The Grand Victoria saw its prices go as high as HK$25,275 (S$4,378), almost 7 per cent more than Sun Hung Kai Properties’s prevailing market rate. Surprisingly, even a hike in prices failed to dampen the moods of property buyers. Experts attribute this trend to the roll-out of vaccines and increased stimulus spending in the US.

The first phase of Grand Victoria consists of five tower blocks, which is just a five-minute walk from the Nam Cheong Subway Station. This massive project is estimated to have 524 apartments of varied sizes and includes duplex units as well. The handover of houses to the respective buyers is expected to happen in March 2023.

The first 227 units that went on sale over the weekend ranged from 277 square feet to 835 square feet in size. Their prices start in the vicinity of HK$6.35 million (S$1.1 million) and go as high as HK$23.96 million (S$4 million). Other stakeholders who stand to benefit from this wave include Shimao Group, SEA Group, and K. Wah International after jointly investing HK$17.3 billion (S$3 billion) for the development.

According to Bloomberg, this home buying frenzy could be one of the reasons for Hong Kong’s economic recovery. The market might recover from its worst recession in history with a rebound of 4.1 per cent, after declining by 6.1 per cent in 2020.

Moreover, the city government announced a relief package in the form of consumption coupons of HK$5,000 (S$866) to restore the nation’s economy.

While many pundits believe that this is the primary reason for the heightened interest, there are other complementing factors as well. These include the continual low-interest rates on property loans and the wealth effect of the stock market.

This news comes as a relief for real estate developers who plan on adding more residential units to the market. According to reports, Hong Kong might see an increase in the number of residential flats. As a result, the number of housing units could go from 20,000 flats to 36,919 flats by the end of this year.

The boom suggests that the worst may be over for Hong Kong. New World Development’s chief executive Adrian Cheng attributed to the vaccine rollout and the electronic consumption vouchers. In the wake of this trend, the top management official is expecting double-digit sales growth in retail sales by mid-2021. 

Another real estate project that seems to be making the waves is the LP10. With over 5,100 people showing their interest in 179 units, there was a near frenzy for the residential homes in the Lohas Park area.

The response has prompted the promoters to release an additional 128 units in the same project. This news comes after the company reported a revenue of HK$1.6 billion (US$206 million) from the second round of sale of the property project.

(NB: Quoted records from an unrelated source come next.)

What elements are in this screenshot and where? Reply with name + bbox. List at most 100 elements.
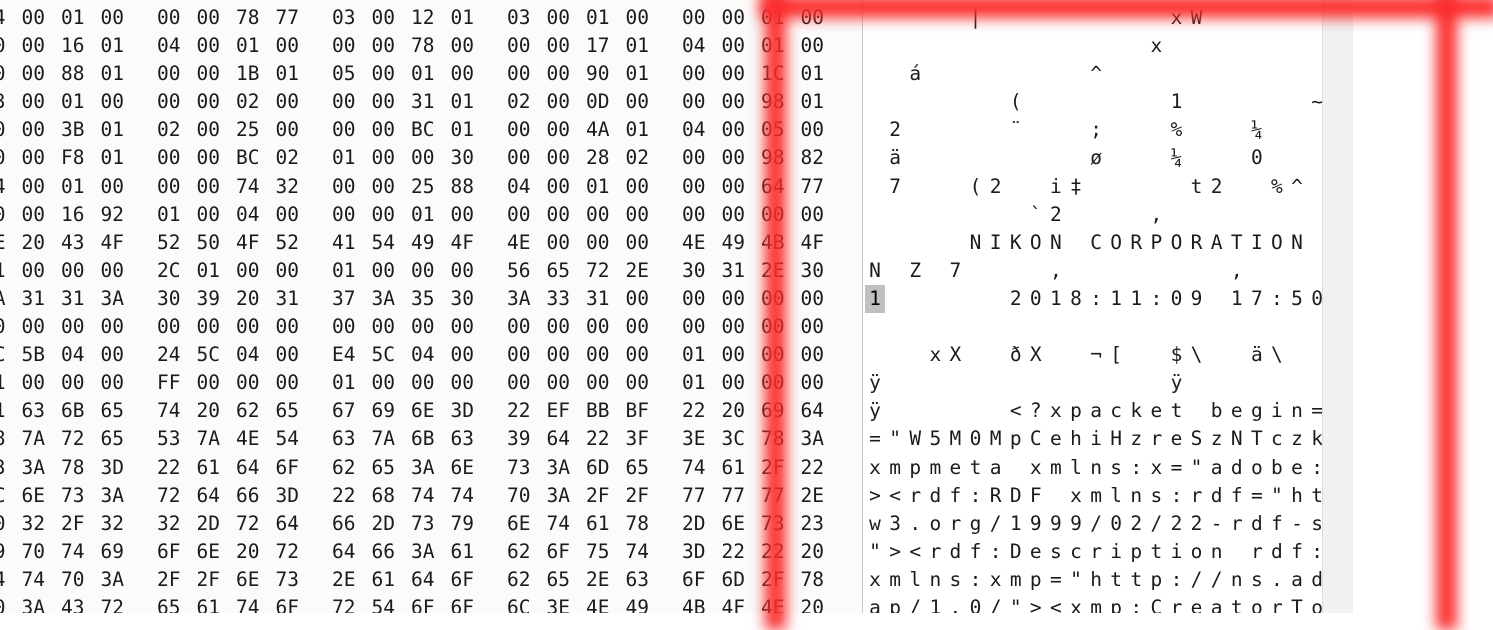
hex-byte[interactable]: 68 — [372, 482, 412, 510]
hex-byte[interactable]: 50 — [197, 229, 237, 257]
hex-byte[interactable]: 00 — [722, 369, 762, 397]
ascii-char[interactable]: p — [1146, 566, 1166, 594]
hex-byte[interactable]: 00 — [276, 32, 316, 60]
hex-byte[interactable]: 74 — [0, 566, 22, 594]
hex-byte[interactable]: 54 — [276, 425, 316, 453]
ascii-row[interactable]: á ^ — [863, 60, 1323, 88]
hex-byte[interactable]: 6D — [722, 566, 762, 594]
hex-byte[interactable]: 00 — [547, 60, 587, 88]
ascii-char[interactable]: < — [1046, 594, 1066, 613]
ascii-char[interactable]: ( — [965, 173, 985, 201]
ascii-char[interactable] — [925, 60, 945, 88]
ascii-char[interactable] — [1187, 144, 1207, 172]
ascii-char[interactable] — [965, 285, 985, 313]
ascii-char[interactable]: 7 — [1247, 285, 1267, 313]
hex-byte[interactable]: 02 — [626, 144, 666, 172]
hex-byte[interactable]: 77 — [722, 482, 762, 510]
hex-byte[interactable]: 01 — [101, 144, 141, 172]
hex-byte[interactable]: 00 — [722, 88, 762, 116]
ascii-char[interactable]: ø — [1086, 144, 1106, 172]
hex-byte[interactable]: 6E — [236, 566, 276, 594]
ascii-row[interactable]: ÿ <?xpacket begin="ï»¿" id — [863, 397, 1323, 425]
hex-byte[interactable]: 02 — [276, 144, 316, 172]
ascii-char[interactable] — [925, 88, 945, 116]
ascii-char[interactable] — [945, 201, 965, 229]
hex-byte[interactable]: 00 — [682, 88, 722, 116]
ascii-char[interactable]: C — [1086, 229, 1106, 257]
ascii-char[interactable] — [865, 201, 885, 229]
hex-byte[interactable]: 00 — [197, 144, 237, 172]
hex-byte[interactable]: 2D — [682, 510, 722, 538]
hex-byte[interactable]: 63 — [22, 397, 62, 425]
ascii-char[interactable]: > — [865, 482, 885, 510]
ascii-char[interactable]: b — [1207, 397, 1227, 425]
ascii-char[interactable]: o — [925, 510, 945, 538]
ascii-char[interactable]: $ — [1166, 341, 1186, 369]
hex-byte[interactable]: 02 — [157, 116, 197, 144]
hex-byte[interactable]: 00 — [626, 88, 666, 116]
ascii-char[interactable]: < — [1006, 397, 1026, 425]
hex-byte[interactable]: 16 — [61, 201, 101, 229]
ascii-char[interactable] — [1086, 4, 1106, 32]
hex-byte[interactable]: 52 — [157, 229, 197, 257]
ascii-char[interactable]: , — [1227, 257, 1247, 285]
hex-byte[interactable]: 00 — [372, 60, 412, 88]
ascii-char[interactable] — [1026, 369, 1046, 397]
ascii-char[interactable]: i — [1166, 538, 1186, 566]
hex-byte[interactable]: 78 — [411, 32, 451, 60]
hex-byte[interactable]: 2D — [197, 510, 237, 538]
hex-byte[interactable]: 4F — [236, 229, 276, 257]
ascii-char[interactable]: / — [905, 594, 925, 613]
ascii-char[interactable] — [1106, 32, 1126, 60]
hex-byte[interactable]: 01 — [411, 60, 451, 88]
hex-byte[interactable]: 61 — [197, 594, 237, 613]
ascii-char[interactable]: d — [1207, 482, 1227, 510]
hex-byte[interactable]: 01 — [586, 4, 626, 32]
ascii-char[interactable] — [1106, 173, 1126, 201]
hex-byte[interactable]: 00 — [507, 369, 547, 397]
hex-byte[interactable]: 35 — [411, 285, 451, 313]
ascii-char[interactable]: n — [1126, 482, 1146, 510]
ascii-char[interactable]: < — [885, 482, 905, 510]
hex-byte[interactable]: 39 — [507, 425, 547, 453]
hex-byte[interactable]: 53 — [157, 425, 197, 453]
hex-byte[interactable]: 3A — [507, 285, 547, 313]
hex-byte[interactable]: 00 — [586, 201, 626, 229]
hex-byte[interactable]: 37 — [332, 285, 372, 313]
hex-byte[interactable]: 00 — [801, 32, 841, 60]
ascii-char[interactable]: " — [865, 538, 885, 566]
ascii-char[interactable] — [945, 4, 965, 32]
ascii-char[interactable]: g — [1247, 397, 1267, 425]
hex-byte[interactable]: 64 — [276, 510, 316, 538]
hex-byte[interactable]: 2F — [626, 482, 666, 510]
hex-byte[interactable]: 64 — [236, 454, 276, 482]
hex-byte[interactable]: 4E — [682, 229, 722, 257]
ascii-char[interactable] — [1267, 88, 1287, 116]
hex-byte[interactable]: 65 — [626, 454, 666, 482]
ascii-char[interactable] — [1207, 88, 1227, 116]
hex-byte[interactable]: 31 — [22, 285, 62, 313]
hex-byte[interactable]: 74 — [236, 173, 276, 201]
ascii-char[interactable] — [925, 257, 945, 285]
ascii-char[interactable]: f — [1287, 538, 1307, 566]
hex-byte[interactable]: 77 — [682, 482, 722, 510]
hex-byte[interactable]: 20 — [801, 594, 841, 613]
ascii-char[interactable]: T — [1287, 594, 1307, 613]
hex-byte[interactable]: 74 — [547, 510, 587, 538]
hex-byte[interactable]: 00 — [626, 173, 666, 201]
hex-byte[interactable]: 3A — [801, 425, 841, 453]
ascii-char[interactable]: ä — [885, 144, 905, 172]
hex-byte[interactable]: 01 — [451, 4, 491, 32]
ascii-char[interactable]: c — [1267, 425, 1287, 453]
ascii-char[interactable] — [1247, 257, 1267, 285]
ascii-char[interactable] — [1287, 116, 1307, 144]
hex-byte[interactable]: 49 — [626, 594, 666, 613]
ascii-char[interactable]: " — [1267, 482, 1287, 510]
hex-byte[interactable]: 2F — [61, 510, 101, 538]
hex-byte[interactable]: 00 — [332, 88, 372, 116]
ascii-char[interactable] — [885, 4, 905, 32]
hex-byte[interactable]: 22 — [586, 425, 626, 453]
hex-byte[interactable]: 01 — [586, 173, 626, 201]
ascii-char[interactable]: x — [1026, 454, 1046, 482]
hex-byte[interactable]: 73 — [276, 566, 316, 594]
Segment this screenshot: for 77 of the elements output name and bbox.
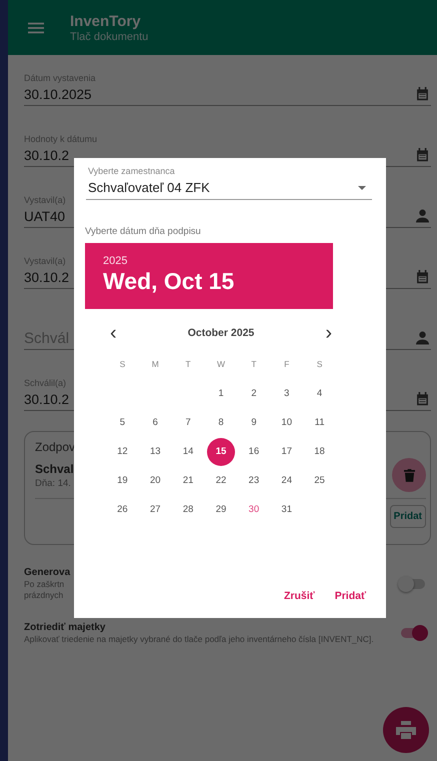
month-title: October 2025 [188, 327, 254, 339]
field-value: UAT40 [24, 208, 66, 224]
delete-button[interactable] [392, 458, 426, 492]
calendar-day[interactable]: 6 [141, 408, 170, 436]
calendar-day[interactable]: 29 [206, 496, 235, 524]
switch-title: Zotriediť majetky [24, 622, 106, 633]
calendar-day[interactable]: 30 [240, 496, 268, 524]
card-title: Zodpov [35, 440, 76, 454]
calendar-day[interactable]: 19 [108, 466, 136, 494]
employee-label: Vyberte zamestnanca [88, 166, 176, 176]
calendar-day[interactable]: 27 [141, 496, 170, 524]
person-icon[interactable] [416, 209, 429, 223]
calendar-day[interactable]: 5 [108, 408, 136, 436]
weekday-label: W [216, 358, 225, 371]
switch-description: Po zaškrtn [24, 579, 64, 589]
entry-name: Schval [35, 462, 74, 476]
switch-description: prázdnych [24, 590, 64, 600]
calendar-day[interactable]: 7 [174, 408, 202, 436]
calendar-day[interactable]: 3 [272, 380, 301, 408]
field-value: 30.10.2025 [24, 86, 92, 102]
date-label: Vyberte dátum dňa podpisu [85, 226, 202, 237]
calendar-day[interactable]: 12 [108, 438, 136, 466]
weekday-label: S [316, 358, 322, 371]
next-month-button[interactable]: › [321, 323, 336, 343]
calendar-day[interactable]: 22 [206, 466, 235, 494]
calendar-day[interactable]: 17 [272, 438, 301, 466]
calendar-icon[interactable] [416, 392, 429, 406]
dialog-button[interactable]: Zrušiť [278, 586, 321, 606]
weekday-label: T [186, 358, 191, 371]
calendar-day[interactable]: 23 [240, 466, 268, 494]
trash-icon [404, 468, 414, 482]
calendar-day[interactable]: 14 [174, 438, 202, 466]
previous-month-button[interactable]: ‹ [106, 323, 121, 343]
printer-icon [396, 721, 416, 739]
dropdown-caret-icon [358, 186, 366, 190]
calendar-day[interactable]: 1 [206, 380, 235, 408]
menu-icon[interactable] [28, 22, 44, 34]
entry-date: Dňa: 14. [35, 478, 71, 488]
calendar-day[interactable]: 13 [141, 438, 170, 466]
calendar-day[interactable]: 25 [306, 466, 334, 494]
switch-title: Generova [24, 567, 70, 578]
calendar-day[interactable]: 2 [240, 380, 268, 408]
employee-select[interactable]: Schvaľovateľ 04 ZFK [86, 176, 372, 200]
switch-description: Aplikovať triedenie na majetky vybrané do tlače podľa jeho inventárneho čísla [INVENT_NC]. [24, 634, 374, 644]
calendar-day[interactable]: 10 [272, 408, 301, 436]
calendar-day[interactable]: 8 [206, 408, 235, 436]
print-button[interactable] [383, 707, 429, 753]
calendar-day[interactable]: 20 [141, 466, 170, 494]
calendar-day[interactable]: 21 [174, 466, 202, 494]
calendar-day[interactable]: 24 [272, 466, 301, 494]
calendar-day[interactable]: 18 [306, 438, 334, 466]
field-value: 30.10.2 [24, 270, 70, 284]
weekday-label: S [120, 358, 126, 371]
app-title: InvenTory [70, 12, 142, 30]
calendar-icon[interactable] [416, 270, 429, 284]
weekday-label: F [284, 358, 290, 371]
header-date: Wed, Oct 15 [103, 268, 236, 295]
weekday-label: M [152, 358, 159, 371]
app-subtitle: Tlač dokumentu [70, 30, 148, 42]
dialog-button[interactable]: Pridať [328, 586, 372, 606]
calendar-day[interactable]: 11 [306, 408, 334, 436]
field-value: 30.10.2 [24, 148, 70, 162]
calendar-day[interactable]: 31 [272, 496, 301, 524]
header-year[interactable]: 2025 [103, 255, 128, 267]
calendar-day[interactable]: 26 [108, 496, 136, 524]
weekday-label: T [251, 358, 256, 371]
calendar-icon[interactable] [416, 87, 429, 101]
calendar-icon[interactable] [416, 148, 429, 162]
calendar-day[interactable]: 4 [306, 380, 334, 408]
toggle-switch[interactable] [401, 578, 425, 588]
calendar-day[interactable]: 16 [240, 438, 268, 466]
calendar-day[interactable]: 15 [206, 438, 235, 466]
field-value: 30.10.2 [24, 392, 70, 406]
toggle-switch[interactable] [401, 628, 425, 638]
calendar-day[interactable]: 9 [240, 408, 268, 436]
calendar-day[interactable]: 28 [174, 496, 202, 524]
person-icon[interactable] [416, 331, 429, 345]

LP10 is the tenth phase of a mass housing development project that comprises of 893 flats. The first batch of these units that were put up for sale consisted of four and two-bedroom units. These range from 484 square feet to 1,205 square feet (112 square meters) and the rates are pegged at HK$15,888 per square foot on average after offering a discount of 20.5%.

Despite all this, the rising unemployment rate is still a cause for concern in the region. The CEO of Midland Realty, Sammy Po Siu-ming, mentions that it is unlikely to impact property sales in the near future. She attributes it to low unemployment rates in sectors like IT, finance, real estate, which are currently keeping Hong Kong’s real estate buoyant.

With more and more citizens using up their electronic consumption vouchers, the economy and property markets, in particular, seem to be on a path of resuscitation. Only time can tell if this is a pent up demand or a full-fledged recovery.